The first time that I remember having a conscious thought about wanting to be a professional writer was when I read a book of humor by Jack Douglas. That was when I was in high school. Jack Douglas became known to me through Jack Paar, the predecessor of Johnny Carson on The Tonight Show. Paar mentioned one of Douglas’ books on his show. Douglas had been a writer for Paar…perhaps he still was at the time. The book that I read was titled “Never Trust A Naked Bus Driver,” and I thought that it was hilarious. When I look at it now I realize that my taste in humor has matured somewhat. But at the time I decided that I wanted to write humor like Douglas. I tried, but I wasn’t very good.

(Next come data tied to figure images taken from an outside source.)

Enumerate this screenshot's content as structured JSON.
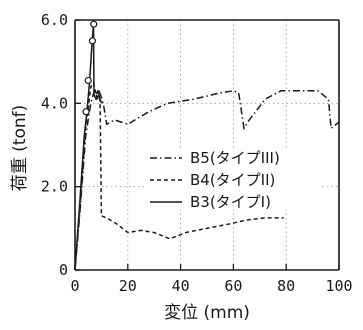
{
  "chart_data": {
    "type": "line",
    "xlabel": "変位 (mm)",
    "ylabel": "荷重 (tonf)",
    "xlim": [
      0,
      100
    ],
    "ylim": [
      0,
      6.0
    ],
    "x_ticks": [
      "0",
      "20",
      "40",
      "60",
      "80",
      "100"
    ],
    "x_tick_values": [
      0,
      20,
      40,
      60,
      80,
      100
    ],
    "y_ticks": [
      "0",
      "2.0",
      "4.0",
      "6.0"
    ],
    "y_tick_values": [
      0,
      2,
      4,
      6
    ],
    "grid": "dotted",
    "legend_position": "right",
    "series": [
      {
        "name": "B5(タイプIII)",
        "style": "dash-dot",
        "points": [
          [
            0,
            0
          ],
          [
            2,
            1.5
          ],
          [
            4,
            3.2
          ],
          [
            6,
            4.0
          ],
          [
            7.5,
            4.35
          ],
          [
            8.5,
            4.1
          ],
          [
            9,
            4.3
          ],
          [
            10,
            4.15
          ],
          [
            11,
            3.9
          ],
          [
            12,
            3.5
          ],
          [
            15,
            3.6
          ],
          [
            20,
            3.5
          ],
          [
            28,
            3.8
          ],
          [
            35,
            4.0
          ],
          [
            45,
            4.1
          ],
          [
            55,
            4.25
          ],
          [
            60,
            4.3
          ],
          [
            62,
            4.25
          ],
          [
            64,
            3.4
          ],
          [
            66,
            3.6
          ],
          [
            72,
            4.1
          ],
          [
            78,
            4.3
          ],
          [
            85,
            4.3
          ],
          [
            92,
            4.3
          ],
          [
            96,
            4.1
          ],
          [
            97,
            3.4
          ],
          [
            100,
            3.55
          ]
        ]
      },
      {
        "name": "B4(タイプII)",
        "style": "dashed",
        "points": [
          [
            0,
            0
          ],
          [
            2,
            1.6
          ],
          [
            4,
            3.4
          ],
          [
            6,
            4.4
          ],
          [
            7,
            4.5
          ],
          [
            8,
            4.2
          ],
          [
            9,
            4.35
          ],
          [
            9.5,
            4.0
          ],
          [
            10,
            1.3
          ],
          [
            12,
            1.25
          ],
          [
            16,
            1.1
          ],
          [
            20,
            0.9
          ],
          [
            25,
            0.95
          ],
          [
            30,
            0.9
          ],
          [
            36,
            0.75
          ],
          [
            42,
            0.9
          ],
          [
            50,
            1.0
          ],
          [
            58,
            1.1
          ],
          [
            65,
            1.2
          ],
          [
            72,
            1.25
          ],
          [
            79,
            1.25
          ]
        ]
      },
      {
        "name": "B3(タイプI)",
        "style": "solid",
        "points": [
          [
            0,
            0
          ],
          [
            2,
            1.8
          ],
          [
            3.5,
            3.2
          ],
          [
            4.5,
            3.8
          ],
          [
            5.5,
            4.5
          ],
          [
            6.5,
            5.5
          ],
          [
            7,
            5.9
          ],
          [
            7.2,
            4.2
          ],
          [
            8,
            4.1
          ],
          [
            9,
            4.2
          ],
          [
            10,
            4.0
          ]
        ]
      }
    ],
    "markers": [
      [
        4.2,
        3.8
      ],
      [
        5.0,
        4.55
      ],
      [
        6.6,
        5.5
      ],
      [
        7.1,
        5.9
      ]
    ]
  }
}
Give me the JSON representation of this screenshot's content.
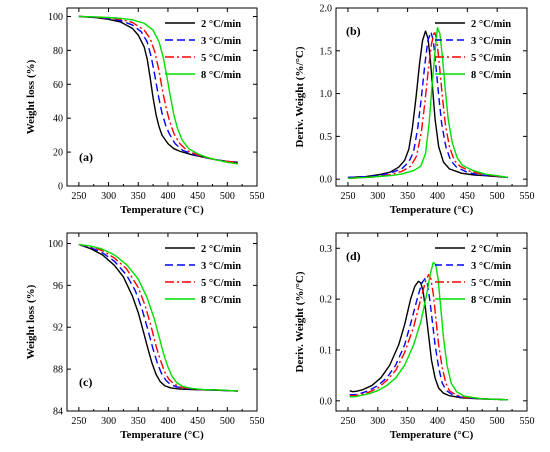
{
  "chart_data": [
    {
      "type": "line",
      "panel_label": "(a)",
      "xlabel": "Temperature (°C)",
      "ylabel": "Weight loss (%)",
      "xlim": [
        230,
        550
      ],
      "ylim": [
        0,
        105
      ],
      "xticks": [
        250,
        300,
        350,
        400,
        450,
        500,
        550
      ],
      "yticks": [
        0,
        20,
        40,
        60,
        80,
        100
      ],
      "legend_position": "top-right",
      "series": [
        {
          "name": "2 °C/min",
          "color": "#000000",
          "dash": "solid",
          "x": [
            250,
            280,
            300,
            320,
            340,
            350,
            360,
            365,
            370,
            375,
            380,
            385,
            390,
            400,
            410,
            420,
            440,
            460,
            480,
            500,
            518
          ],
          "y": [
            100,
            99.3,
            98.3,
            96.8,
            93,
            89,
            82,
            75,
            64,
            52,
            42,
            35,
            30,
            25,
            22,
            20.5,
            18.5,
            17,
            15.5,
            14.5,
            14
          ]
        },
        {
          "name": "3 °C/min",
          "color": "#0000ff",
          "dash": "8,4",
          "x": [
            250,
            280,
            300,
            320,
            340,
            355,
            365,
            372,
            378,
            384,
            390,
            396,
            402,
            412,
            425,
            440,
            460,
            480,
            500,
            518
          ],
          "y": [
            100,
            99.5,
            98.8,
            97.6,
            95,
            91,
            85,
            76,
            65,
            53,
            43,
            36,
            31,
            25,
            21,
            19,
            17,
            15.5,
            14.5,
            14
          ]
        },
        {
          "name": "5 °C/min",
          "color": "#ff0000",
          "dash": "9,3,2,3",
          "x": [
            250,
            280,
            300,
            320,
            340,
            360,
            370,
            378,
            385,
            391,
            397,
            403,
            410,
            420,
            432,
            445,
            460,
            480,
            500,
            518
          ],
          "y": [
            100,
            99.6,
            99.1,
            98.3,
            96.5,
            92,
            87,
            79,
            68,
            56,
            46,
            38,
            31,
            25,
            21,
            19,
            17,
            15.5,
            14.5,
            14
          ]
        },
        {
          "name": "8 °C/min",
          "color": "#00dd00",
          "dash": "solid",
          "x": [
            250,
            280,
            300,
            320,
            340,
            360,
            375,
            385,
            392,
            398,
            404,
            410,
            416,
            424,
            435,
            450,
            465,
            480,
            500,
            518
          ],
          "y": [
            100,
            99.7,
            99.4,
            98.9,
            98,
            96,
            92,
            85,
            76,
            65,
            53,
            42,
            34,
            27,
            22,
            19,
            17,
            15.5,
            14,
            13
          ]
        }
      ]
    },
    {
      "type": "line",
      "panel_label": "(b)",
      "xlabel": "Temperature (°C)",
      "ylabel": "Deriv. Weight (%/°C)",
      "xlim": [
        230,
        550
      ],
      "ylim": [
        -0.08,
        2.0
      ],
      "xticks": [
        250,
        300,
        350,
        400,
        450,
        500,
        550
      ],
      "yticks": [
        0.0,
        0.5,
        1.0,
        1.5,
        2.0
      ],
      "ytick_labels": [
        "0.0",
        "0.5",
        "1.0",
        "1.5",
        "2.0"
      ],
      "legend_position": "top-right",
      "series": [
        {
          "name": "2 °C/min",
          "color": "#000000",
          "dash": "solid",
          "x": [
            250,
            280,
            300,
            320,
            335,
            345,
            352,
            358,
            364,
            370,
            375,
            380,
            384,
            388,
            392,
            396,
            402,
            410,
            420,
            440,
            460,
            480,
            500,
            518
          ],
          "y": [
            0.02,
            0.03,
            0.05,
            0.08,
            0.14,
            0.22,
            0.35,
            0.6,
            0.95,
            1.35,
            1.62,
            1.73,
            1.65,
            1.4,
            1.05,
            0.7,
            0.38,
            0.2,
            0.12,
            0.07,
            0.05,
            0.04,
            0.03,
            0.02
          ]
        },
        {
          "name": "3 °C/min",
          "color": "#0000ff",
          "dash": "7,4",
          "x": [
            250,
            280,
            300,
            320,
            340,
            352,
            360,
            367,
            373,
            379,
            384,
            389,
            393,
            397,
            402,
            407,
            414,
            422,
            432,
            450,
            470,
            490,
            518
          ],
          "y": [
            0.02,
            0.03,
            0.04,
            0.07,
            0.12,
            0.2,
            0.32,
            0.6,
            0.95,
            1.35,
            1.62,
            1.72,
            1.62,
            1.35,
            0.98,
            0.65,
            0.38,
            0.22,
            0.14,
            0.08,
            0.05,
            0.04,
            0.02
          ]
        },
        {
          "name": "5 °C/min",
          "color": "#ff0000",
          "dash": "9,3,2,3",
          "x": [
            250,
            280,
            300,
            320,
            340,
            355,
            365,
            373,
            379,
            385,
            390,
            395,
            399,
            403,
            408,
            413,
            420,
            428,
            438,
            455,
            475,
            495,
            518
          ],
          "y": [
            0.01,
            0.02,
            0.03,
            0.05,
            0.09,
            0.15,
            0.27,
            0.55,
            0.9,
            1.3,
            1.58,
            1.73,
            1.62,
            1.35,
            0.98,
            0.65,
            0.38,
            0.22,
            0.15,
            0.09,
            0.06,
            0.04,
            0.02
          ]
        },
        {
          "name": "8 °C/min",
          "color": "#00dd00",
          "dash": "solid",
          "x": [
            250,
            280,
            300,
            320,
            340,
            360,
            372,
            380,
            386,
            391,
            396,
            400,
            404,
            408,
            413,
            418,
            425,
            433,
            442,
            460,
            480,
            500,
            518
          ],
          "y": [
            0.01,
            0.02,
            0.03,
            0.04,
            0.06,
            0.1,
            0.15,
            0.3,
            0.65,
            1.1,
            1.5,
            1.77,
            1.7,
            1.45,
            1.05,
            0.7,
            0.42,
            0.25,
            0.16,
            0.1,
            0.06,
            0.04,
            0.02
          ]
        }
      ]
    },
    {
      "type": "line",
      "panel_label": "(c)",
      "xlabel": "Temperature (°C)",
      "ylabel": "Weight loss (%)",
      "xlim": [
        230,
        550
      ],
      "ylim": [
        84,
        101
      ],
      "xticks": [
        250,
        300,
        350,
        400,
        450,
        500,
        550
      ],
      "yticks": [
        84,
        88,
        92,
        96,
        100
      ],
      "legend_position": "top-right",
      "series": [
        {
          "name": "2 °C/min",
          "color": "#000000",
          "dash": "solid",
          "x": [
            250,
            270,
            290,
            310,
            325,
            340,
            350,
            360,
            367,
            373,
            380,
            387,
            395,
            405,
            420,
            440,
            470,
            500,
            518
          ],
          "y": [
            99.9,
            99.5,
            98.9,
            97.9,
            96.8,
            95.0,
            93.4,
            91.3,
            89.8,
            88.6,
            87.5,
            86.8,
            86.4,
            86.2,
            86.1,
            86.05,
            86.0,
            85.95,
            85.9
          ]
        },
        {
          "name": "3 °C/min",
          "color": "#0000ff",
          "dash": "8,4",
          "x": [
            250,
            270,
            290,
            310,
            330,
            345,
            357,
            367,
            375,
            382,
            389,
            397,
            405,
            415,
            430,
            450,
            480,
            518
          ],
          "y": [
            99.9,
            99.6,
            99.1,
            98.3,
            97.0,
            95.5,
            93.6,
            91.6,
            89.9,
            88.6,
            87.6,
            86.9,
            86.5,
            86.3,
            86.15,
            86.05,
            86.0,
            85.9
          ]
        },
        {
          "name": "5 °C/min",
          "color": "#ff0000",
          "dash": "9,3,2,3",
          "x": [
            250,
            270,
            290,
            310,
            330,
            350,
            362,
            372,
            380,
            387,
            394,
            402,
            410,
            420,
            435,
            455,
            485,
            518
          ],
          "y": [
            99.9,
            99.7,
            99.3,
            98.6,
            97.6,
            95.8,
            94.0,
            92.0,
            90.2,
            88.9,
            87.8,
            87.0,
            86.6,
            86.3,
            86.15,
            86.05,
            86.0,
            85.9
          ]
        },
        {
          "name": "8 °C/min",
          "color": "#00dd00",
          "dash": "solid",
          "x": [
            250,
            270,
            290,
            310,
            330,
            350,
            365,
            377,
            386,
            393,
            400,
            407,
            415,
            425,
            440,
            460,
            490,
            518
          ],
          "y": [
            99.9,
            99.75,
            99.45,
            98.9,
            98.0,
            96.6,
            94.8,
            92.8,
            90.9,
            89.4,
            88.2,
            87.3,
            86.7,
            86.35,
            86.15,
            86.05,
            86.0,
            85.9
          ]
        }
      ]
    },
    {
      "type": "line",
      "panel_label": "(d)",
      "xlabel": "Temperature (°C)",
      "ylabel": "Deriv. Weight (%/°C)",
      "xlim": [
        230,
        550
      ],
      "ylim": [
        -0.02,
        0.33
      ],
      "xticks": [
        250,
        300,
        350,
        400,
        450,
        500,
        550
      ],
      "yticks": [
        0.0,
        0.1,
        0.2,
        0.3
      ],
      "ytick_labels": [
        "0.0",
        "0.1",
        "0.2",
        "0.3"
      ],
      "legend_position": "top-right",
      "series": [
        {
          "name": "2 °C/min",
          "color": "#000000",
          "dash": "solid",
          "x": [
            253,
            258,
            265,
            275,
            290,
            305,
            320,
            335,
            345,
            355,
            362,
            368,
            372,
            376,
            380,
            385,
            390,
            396,
            402,
            410,
            420,
            440,
            470,
            500,
            518
          ],
          "y": [
            0.02,
            0.018,
            0.019,
            0.022,
            0.03,
            0.045,
            0.07,
            0.11,
            0.15,
            0.2,
            0.225,
            0.235,
            0.232,
            0.215,
            0.18,
            0.13,
            0.08,
            0.045,
            0.025,
            0.015,
            0.01,
            0.006,
            0.004,
            0.003,
            0.002
          ]
        },
        {
          "name": "3 °C/min",
          "color": "#0000ff",
          "dash": "7,4",
          "x": [
            253,
            260,
            270,
            285,
            300,
            315,
            330,
            345,
            357,
            367,
            374,
            379,
            383,
            387,
            391,
            396,
            402,
            408,
            415,
            425,
            440,
            470,
            518
          ],
          "y": [
            0.012,
            0.012,
            0.014,
            0.02,
            0.03,
            0.045,
            0.07,
            0.11,
            0.16,
            0.205,
            0.232,
            0.24,
            0.23,
            0.2,
            0.16,
            0.11,
            0.065,
            0.035,
            0.02,
            0.012,
            0.007,
            0.004,
            0.002
          ]
        },
        {
          "name": "5 °C/min",
          "color": "#ff0000",
          "dash": "9,3,2,3",
          "x": [
            253,
            260,
            270,
            285,
            300,
            315,
            330,
            345,
            360,
            372,
            380,
            385,
            389,
            393,
            397,
            402,
            408,
            414,
            420,
            430,
            445,
            475,
            518
          ],
          "y": [
            0.01,
            0.01,
            0.012,
            0.017,
            0.025,
            0.04,
            0.06,
            0.095,
            0.145,
            0.2,
            0.235,
            0.248,
            0.24,
            0.21,
            0.165,
            0.11,
            0.065,
            0.035,
            0.02,
            0.012,
            0.007,
            0.004,
            0.002
          ]
        },
        {
          "name": "8 °C/min",
          "color": "#00dd00",
          "dash": "solid",
          "x": [
            253,
            260,
            270,
            285,
            300,
            315,
            330,
            345,
            360,
            372,
            382,
            388,
            393,
            397,
            401,
            405,
            410,
            416,
            423,
            432,
            445,
            475,
            518
          ],
          "y": [
            0.008,
            0.008,
            0.01,
            0.014,
            0.02,
            0.03,
            0.045,
            0.07,
            0.11,
            0.155,
            0.21,
            0.25,
            0.272,
            0.268,
            0.24,
            0.19,
            0.125,
            0.07,
            0.035,
            0.018,
            0.009,
            0.004,
            0.002
          ]
        }
      ]
    }
  ]
}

I continued to work at writing in high school and into college. I spread out beyond straight humor when I was influenced by other authors such as Edgar Rice Burroughs, Robert E. Howard, Ian Fleming, and other authors who appealed to young male minds. My writing didn’t improve very much.

Then at some point in college I decided that I would try my hand at poetry; convinced that it would impress the coeds. Looking back I can think of no reason why poetry would impress any of the coeds that I knew. But I tried. And I failed in large part because I kept injecting lame humor into my rhymes. I also felt that alliteration was an important aspect of my poems. What was I thinking?

I also started writing letters while in college, and that carried on into my time in the army. I actually think that I became quite good at writing letters. It was something that I enjoyed.

Of course I also wrote many papers while I was in college. My professors and instructors always told me that I needed to add more to that papers to fill them out. I worked at that, and it came to help me later when I was working for the State of Indiana. I spent a few years working in our agency’s Policy & Planning section in the administrative office. Succinctness was never a high priority in that department.

And now I have a blog. I write what I want, when I want to write. I can be succinct or I can be wordy. I love that freedom. I have also started two novels during the past two National Novel Writing Months. I haven’t truly finished either, but I enjoy writing a long cohesive story with occasional wanderings from the main narrative. I’ll probably never truly finish either novel, but I’ll keep working on them.

So that’s my journey in writing. I’ll have other journeys to share later.